Abstract:

Climate change and poverty alleviation are, as Stern (2016) has coined, ‘the twin defining challenges of our century’. Historically, efforts to address these two challenges have been conflicted. However, two important developments suggest a new global readiness to move beyond historical conflicts and instead take advantage of key commonalities and collective interests. The 2015 adoption of the Sustainable Development Goals (SDGs) demonstrated an acute awareness that any plan to advance living standards of present and future generations must address the inseparable links between people, the planet and prosperity, while the Paris Agreement provides a promising new international platform to progress a unique collective framework for global climate cooperation. Against this encouraging backdrop, this chapter draws attention to a somewhat under-appreciated, but profoundly important commonality in the twin climate and development challenges: both require societies to navigate and manage system-wide transformative change.
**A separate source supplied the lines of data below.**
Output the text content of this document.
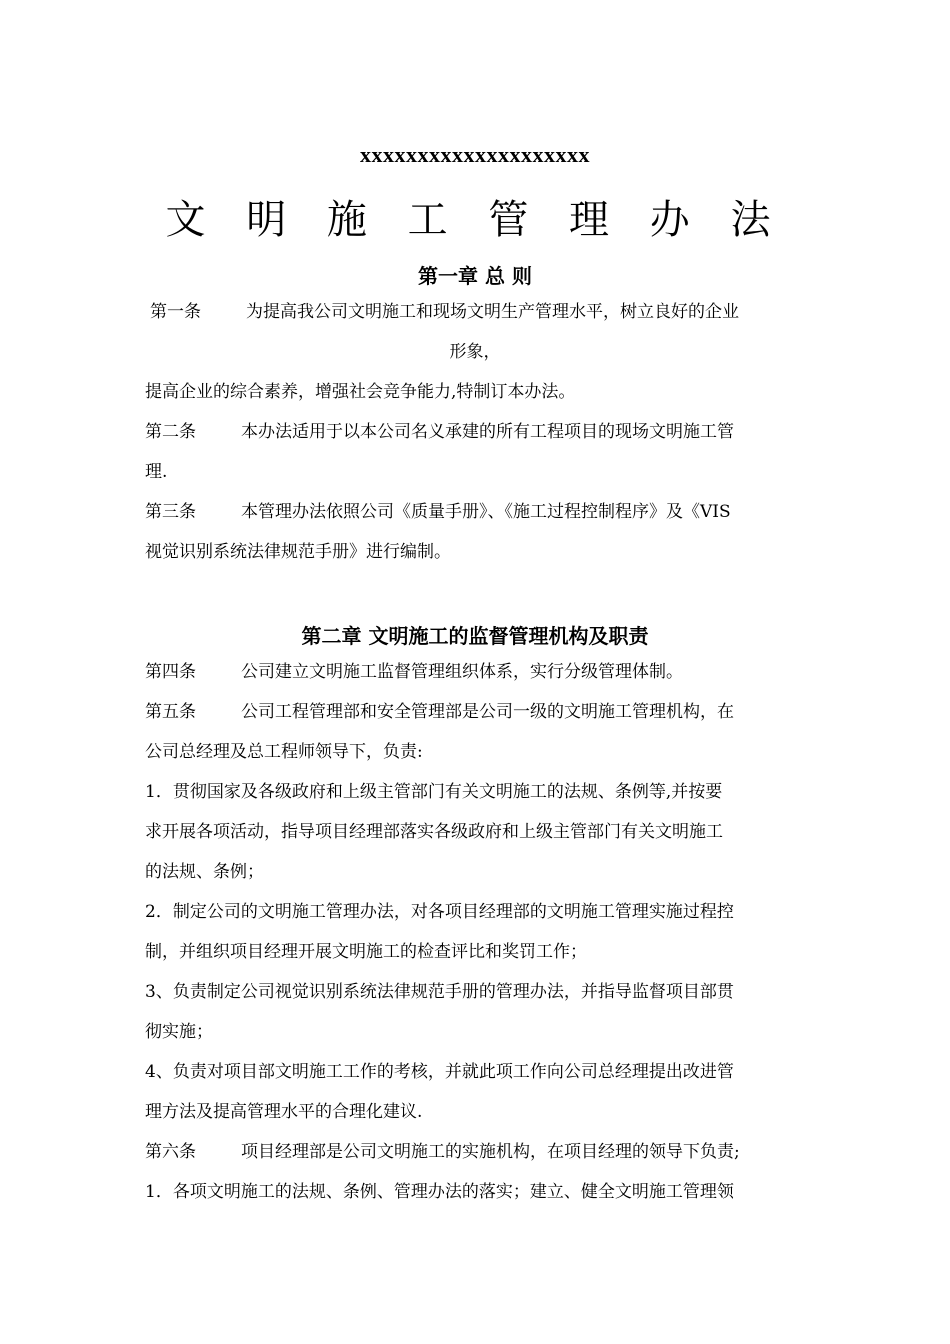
xxxxxxxxxxxxxxxxxxxx
文 明 施 工 管 理 办 法
第一章 总 则
第一条	为提高我公司文明施工和现场文明生产管理水平，树立良好的企业
形象，
提高企业的综合素养，增强社会竞争能力,特制订本办法。
第二条	本办法适用于以本公司名义承建的所有工程项目的现场文明施工管
理.
第三条	本管理办法依照公司《质量手册》、《施工过程控制程序》及《VIS
视觉识别系统法律规范手册》进行编制。
第二章 文明施工的监督管理机构及职责
第四条	公司建立文明施工监督管理组织体系，实行分级管理体制。
第五条	公司工程管理部和安全管理部是公司一级的文明施工管理机构，在
公司总经理及总工程师领导下，负责:
1．贯彻国家及各级政府和上级主管部门有关文明施工的法规、条例等,并按要
求开展各项活动，指导项目经理部落实各级政府和上级主管部门有关文明施工
的法规、条例；
2．制定公司的文明施工管理办法，对各项目经理部的文明施工管理实施过程控
制，并组织项目经理开展文明施工的检查评比和奖罚工作；
3、负责制定公司视觉识别系统法律规范手册的管理办法，并指导监督项目部贯
彻实施；
4、负责对项目部文明施工工作的考核，并就此项工作向公司总经理提出改进管
理方法及提高管理水平的合理化建议.
第六条	项目经理部是公司文明施工的实施机构，在项目经理的领导下负责;
1．各项文明施工的法规、条例、管理办法的落实；建立、健全文明施工管理领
As a better understanding of the process of transformational change could catalyse progress on both climate and development fronts, this chapter explores parallel efforts in respective fields

Citation:

Mealy, P. and Hepburn, C., “Transformational change: parallels for addressing climate and development goals.” In Handbook on the Economics of Climate Change, 397-419. Eds Graciela Chichilnisky and Armon Rezai, Edward Elgar Publishing, 2020.